Many people believe that today's rock music lyrics are immoral. Even parents who grew up listening to early rock tunes often need to wear earplugs when recent songs are played. Some parents have been moved by worries about the lyrics' influence on their children to be motivated to seek ways of restricting access of songs they deplore. However, our nation's devotion to freedom of speech creates a dilemma for them: censorship, even in the name of protecting impressionable youth, is still censorship.
Music has been practiced in many nations and historical eras. One possible solution to the censorship dilemma is, to rate albums as we do movies. Ratings for parents a rough guide to the nature of a recording's contents. Recording companies generally are willing to rate their albums. Public officials seem satisfied with ratings as a compromise that mutes controversy. And recording artists remain free to sing whatever they want.
Unfortunately, to adopt a movie-style rating system is to ignore crucial differences between music and movies. For one thing, when teenagers go to a theater, we must buy tickets from a person presumably responsible enough to deny them admission by exclusion if they're underage. Unless we're willing to deputize every sales clerk in every music store, or music ratings won't be enforced. Moreover, rock music, more than film, expresses youthful rebellion. Label an album as one whose contents won't delight Mom or Dad, and there are millions of teens who will acquire it precisely for that reason.
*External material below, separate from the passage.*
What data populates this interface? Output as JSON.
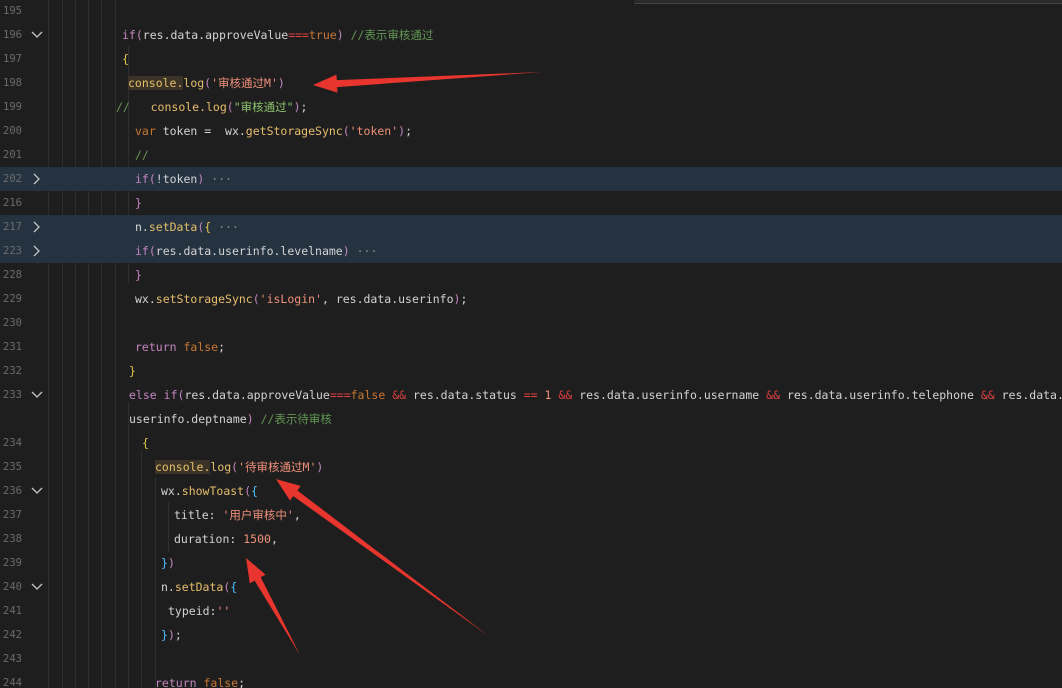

Not surprisingly, there is no satisfactory method for governing rock 'n' roll. Parents can best exert responsibility for their children's listening habits by communicating their concerns to their children. By sharing their insights and values, parents and teens can discover precisely why certain kinds of lyrics provoke disagreement. The process of debate will in itself do more to promote both moral growth and mutual understanding, than any arbitrary system of restraints on what rock fans hear.